FOIMan highlights an FTT decision which provides the latest word on accessing information from housing associations.

Despite governments undertaking to examine the addition of housing associations to the Freedom of Information Act’s (FOIA’s) coverage, it has yet to happen. The Information Commissioner is the latest to call for this change.

There has been debate though as to whether Housing Associations are subject to the Environmental Information Regulations (EIRs). Generally the Information Commissioner has decided not, but last year she put the cat amongst the proverbial pigeons with a decision that an East London housing association was subject due to its ‘special powers’. Lynn Wyeth wrote an excellent piece in the Freedom of Information Journal in the Autumn comparing the Commissioner’s decisions on this issue and seeking to explain why the decision in relation to Poplar Housing and Regeneration Community Association (Poplar HARCA) was different.
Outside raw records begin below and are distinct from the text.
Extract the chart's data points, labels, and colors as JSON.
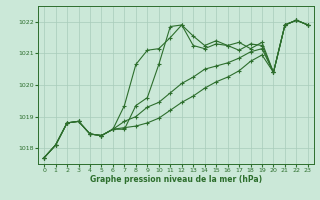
{
  "bg_color": "#cbe8d8",
  "grid_color": "#a8ccba",
  "line_color": "#2d6e2d",
  "xlabel": "Graphe pression niveau de la mer (hPa)",
  "xlim": [
    -0.5,
    23.5
  ],
  "ylim": [
    1017.5,
    1022.5
  ],
  "yticks": [
    1018,
    1019,
    1020,
    1021,
    1022
  ],
  "xticks": [
    0,
    1,
    2,
    3,
    4,
    5,
    6,
    7,
    8,
    9,
    10,
    11,
    12,
    13,
    14,
    15,
    16,
    17,
    18,
    19,
    20,
    21,
    22,
    23
  ],
  "series": [
    [
      1017.7,
      1018.1,
      1018.8,
      1018.85,
      1018.45,
      1018.4,
      1018.6,
      1018.6,
      1019.35,
      1019.6,
      1020.65,
      1021.85,
      1021.9,
      1021.55,
      1021.25,
      1021.4,
      1021.25,
      1021.35,
      1021.15,
      1021.35,
      1020.4,
      1021.9,
      1022.05,
      1021.9
    ],
    [
      1017.7,
      1018.1,
      1018.8,
      1018.85,
      1018.45,
      1018.4,
      1018.6,
      1019.35,
      1020.65,
      1021.1,
      1021.15,
      1021.5,
      1021.9,
      1021.25,
      1021.15,
      1021.3,
      1021.25,
      1021.1,
      1021.3,
      1021.25,
      1020.4,
      1021.9,
      1022.05,
      1021.9
    ],
    [
      1017.7,
      1018.1,
      1018.8,
      1018.85,
      1018.45,
      1018.4,
      1018.6,
      1018.85,
      1019.0,
      1019.3,
      1019.45,
      1019.75,
      1020.05,
      1020.25,
      1020.5,
      1020.6,
      1020.7,
      1020.85,
      1021.05,
      1021.15,
      1020.4,
      1021.9,
      1022.05,
      1021.9
    ],
    [
      1017.7,
      1018.1,
      1018.8,
      1018.85,
      1018.45,
      1018.4,
      1018.6,
      1018.65,
      1018.7,
      1018.8,
      1018.95,
      1019.2,
      1019.45,
      1019.65,
      1019.9,
      1020.1,
      1020.25,
      1020.45,
      1020.75,
      1020.95,
      1020.4,
      1021.9,
      1022.05,
      1021.9
    ]
  ]
}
In summary: it’s complicated.

Well, the FTT has now decided that perhaps it isn’t complicated after all: they’ve upheld Poplar HARCA’s appeal and have concluded that it is not subject to the EIRs. In the course of the appeal, the Commissioner in fact suggested that she’d got it wrong in an earlier case (Richmond – FER0700353), which explained the variation. The FTT agreed that the Commissioner had got it wrong, but in their view it was the Poplar decision that was incorrect. 
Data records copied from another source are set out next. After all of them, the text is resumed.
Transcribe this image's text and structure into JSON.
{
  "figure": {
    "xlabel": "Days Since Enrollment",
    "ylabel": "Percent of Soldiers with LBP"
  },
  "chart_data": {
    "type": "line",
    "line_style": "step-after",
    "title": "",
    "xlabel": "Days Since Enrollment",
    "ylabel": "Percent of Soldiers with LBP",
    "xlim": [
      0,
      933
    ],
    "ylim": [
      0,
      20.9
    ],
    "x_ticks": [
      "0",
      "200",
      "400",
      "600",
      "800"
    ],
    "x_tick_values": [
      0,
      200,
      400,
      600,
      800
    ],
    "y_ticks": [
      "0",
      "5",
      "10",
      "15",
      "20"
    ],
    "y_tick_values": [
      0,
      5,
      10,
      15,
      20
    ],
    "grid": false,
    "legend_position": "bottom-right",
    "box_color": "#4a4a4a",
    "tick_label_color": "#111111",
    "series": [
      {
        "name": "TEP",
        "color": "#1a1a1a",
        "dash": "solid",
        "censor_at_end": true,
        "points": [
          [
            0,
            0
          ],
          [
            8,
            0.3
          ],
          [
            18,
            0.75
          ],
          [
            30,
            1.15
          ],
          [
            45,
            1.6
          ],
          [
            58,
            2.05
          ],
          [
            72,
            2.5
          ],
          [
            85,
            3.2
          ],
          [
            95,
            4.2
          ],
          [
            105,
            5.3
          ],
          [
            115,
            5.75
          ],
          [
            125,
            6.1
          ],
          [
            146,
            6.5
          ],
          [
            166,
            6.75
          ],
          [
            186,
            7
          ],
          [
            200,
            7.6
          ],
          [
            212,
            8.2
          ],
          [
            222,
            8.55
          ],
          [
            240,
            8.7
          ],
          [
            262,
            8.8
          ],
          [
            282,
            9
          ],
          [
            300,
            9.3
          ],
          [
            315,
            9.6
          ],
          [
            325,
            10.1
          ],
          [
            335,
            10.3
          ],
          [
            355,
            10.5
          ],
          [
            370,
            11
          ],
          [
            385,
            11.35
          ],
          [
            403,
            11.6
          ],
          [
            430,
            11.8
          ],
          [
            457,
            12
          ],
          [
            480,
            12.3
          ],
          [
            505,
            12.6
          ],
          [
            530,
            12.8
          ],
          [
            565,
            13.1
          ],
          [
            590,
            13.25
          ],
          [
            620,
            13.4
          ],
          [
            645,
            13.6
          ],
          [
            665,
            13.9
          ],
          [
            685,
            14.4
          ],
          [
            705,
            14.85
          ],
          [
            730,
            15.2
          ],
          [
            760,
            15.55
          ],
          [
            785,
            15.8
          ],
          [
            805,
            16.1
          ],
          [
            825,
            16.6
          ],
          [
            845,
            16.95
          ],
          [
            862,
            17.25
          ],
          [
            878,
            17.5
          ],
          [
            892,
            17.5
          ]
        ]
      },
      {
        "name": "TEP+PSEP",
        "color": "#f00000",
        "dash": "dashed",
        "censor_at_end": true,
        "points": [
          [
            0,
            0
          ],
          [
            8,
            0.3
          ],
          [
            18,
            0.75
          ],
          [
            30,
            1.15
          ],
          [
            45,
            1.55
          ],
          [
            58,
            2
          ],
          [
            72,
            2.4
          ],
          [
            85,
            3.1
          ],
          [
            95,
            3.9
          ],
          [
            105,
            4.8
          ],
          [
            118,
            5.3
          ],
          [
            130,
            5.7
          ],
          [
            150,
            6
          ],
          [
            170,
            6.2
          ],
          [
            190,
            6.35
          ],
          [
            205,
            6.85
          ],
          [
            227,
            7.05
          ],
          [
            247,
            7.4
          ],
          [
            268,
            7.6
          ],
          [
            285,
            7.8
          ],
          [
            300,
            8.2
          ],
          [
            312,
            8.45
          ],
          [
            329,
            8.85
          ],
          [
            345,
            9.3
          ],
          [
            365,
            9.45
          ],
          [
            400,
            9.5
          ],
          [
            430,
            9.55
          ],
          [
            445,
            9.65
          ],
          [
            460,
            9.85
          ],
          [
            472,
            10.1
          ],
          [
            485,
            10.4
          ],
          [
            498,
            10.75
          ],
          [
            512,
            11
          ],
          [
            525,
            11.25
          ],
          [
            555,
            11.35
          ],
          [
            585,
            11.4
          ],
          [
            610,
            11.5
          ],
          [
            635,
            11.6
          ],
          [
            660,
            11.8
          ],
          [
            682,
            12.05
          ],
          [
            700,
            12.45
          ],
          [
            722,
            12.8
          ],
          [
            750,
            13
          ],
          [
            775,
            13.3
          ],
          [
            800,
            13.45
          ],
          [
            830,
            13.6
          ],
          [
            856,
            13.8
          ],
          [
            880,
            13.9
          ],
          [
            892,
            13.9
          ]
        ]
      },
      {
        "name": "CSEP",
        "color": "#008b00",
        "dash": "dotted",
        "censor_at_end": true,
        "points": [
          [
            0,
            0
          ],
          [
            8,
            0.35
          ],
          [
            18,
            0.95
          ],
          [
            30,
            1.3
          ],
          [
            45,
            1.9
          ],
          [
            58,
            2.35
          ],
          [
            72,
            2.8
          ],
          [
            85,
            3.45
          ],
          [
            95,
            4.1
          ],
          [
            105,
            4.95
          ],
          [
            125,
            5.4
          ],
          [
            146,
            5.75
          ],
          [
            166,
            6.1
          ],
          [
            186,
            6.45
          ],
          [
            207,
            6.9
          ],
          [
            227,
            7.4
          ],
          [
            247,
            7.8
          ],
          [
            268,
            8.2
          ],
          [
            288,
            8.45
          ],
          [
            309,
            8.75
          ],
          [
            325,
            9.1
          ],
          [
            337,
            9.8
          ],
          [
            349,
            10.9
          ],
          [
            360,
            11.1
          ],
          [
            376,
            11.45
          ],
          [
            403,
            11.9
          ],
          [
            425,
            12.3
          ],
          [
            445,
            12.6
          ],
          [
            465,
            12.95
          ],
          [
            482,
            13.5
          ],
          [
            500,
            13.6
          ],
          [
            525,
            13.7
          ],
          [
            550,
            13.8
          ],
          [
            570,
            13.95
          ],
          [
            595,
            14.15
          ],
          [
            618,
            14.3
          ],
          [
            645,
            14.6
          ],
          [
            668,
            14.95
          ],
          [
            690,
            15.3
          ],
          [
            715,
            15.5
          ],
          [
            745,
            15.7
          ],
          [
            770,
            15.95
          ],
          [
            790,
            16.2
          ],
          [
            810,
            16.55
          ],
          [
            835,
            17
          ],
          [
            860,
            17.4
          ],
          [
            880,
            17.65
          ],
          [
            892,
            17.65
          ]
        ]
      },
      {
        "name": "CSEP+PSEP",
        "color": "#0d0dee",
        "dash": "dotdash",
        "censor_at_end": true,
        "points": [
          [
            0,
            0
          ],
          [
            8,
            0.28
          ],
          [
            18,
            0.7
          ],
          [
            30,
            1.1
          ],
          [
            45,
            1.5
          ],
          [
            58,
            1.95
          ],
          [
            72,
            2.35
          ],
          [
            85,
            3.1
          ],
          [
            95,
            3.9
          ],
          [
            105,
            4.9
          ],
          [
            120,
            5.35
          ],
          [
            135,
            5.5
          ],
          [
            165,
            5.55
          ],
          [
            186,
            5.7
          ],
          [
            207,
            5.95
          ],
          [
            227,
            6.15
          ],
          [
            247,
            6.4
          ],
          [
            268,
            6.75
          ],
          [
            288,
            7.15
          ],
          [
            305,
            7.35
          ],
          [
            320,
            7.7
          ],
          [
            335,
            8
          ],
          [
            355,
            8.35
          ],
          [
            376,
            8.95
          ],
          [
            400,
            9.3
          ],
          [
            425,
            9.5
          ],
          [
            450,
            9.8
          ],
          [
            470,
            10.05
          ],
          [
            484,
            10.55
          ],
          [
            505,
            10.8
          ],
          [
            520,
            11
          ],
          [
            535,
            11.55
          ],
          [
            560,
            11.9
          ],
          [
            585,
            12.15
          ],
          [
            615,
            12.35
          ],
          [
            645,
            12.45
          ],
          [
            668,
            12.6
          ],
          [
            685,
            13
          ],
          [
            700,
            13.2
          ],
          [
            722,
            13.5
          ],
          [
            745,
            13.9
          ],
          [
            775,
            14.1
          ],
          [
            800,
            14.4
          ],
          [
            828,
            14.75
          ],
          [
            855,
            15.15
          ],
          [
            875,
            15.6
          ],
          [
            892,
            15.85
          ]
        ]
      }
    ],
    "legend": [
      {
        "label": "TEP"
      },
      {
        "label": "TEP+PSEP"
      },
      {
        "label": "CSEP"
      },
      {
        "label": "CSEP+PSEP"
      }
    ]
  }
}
As with a lot of disputes over the coverage of the EIRs in the last few years, the case revolved around the Fish Legal case that was referred to the European Court of Justice in 2014. That case examined the definition of public authority at regulation 2(2)(c) of the EIRs and the underlying Directive. It concluded that to ‘carry out functions of public administration’, a body had to have been ‘entrusted with the performance of services under a legal regime’; the services had to be of public interest; and it had to have been vested with ‘special powers’ in order to provide those services.

In the Poplar case, the FTT found that Fish Legal had defined ‘legal regime’ as meaning that there had to be a national law entrusting the body with the performance of those services. This was where the ICO’s case fell down: the FTT could not identify such a law. Without the ‘narrow’ definition of a legal regime set down in Fish Legal, the FTT would have taken a different view – but effectively its hands were tied.

For now then, private housing associations will not be subject to FOI nor the EIRs. Until the government either chooses to extend FOI and the EIRs to them, or inadvertently entrusts them with performance of services under another national law. Or until there is a successful appeal to the Upper Tribunal – whichever of these is sooner.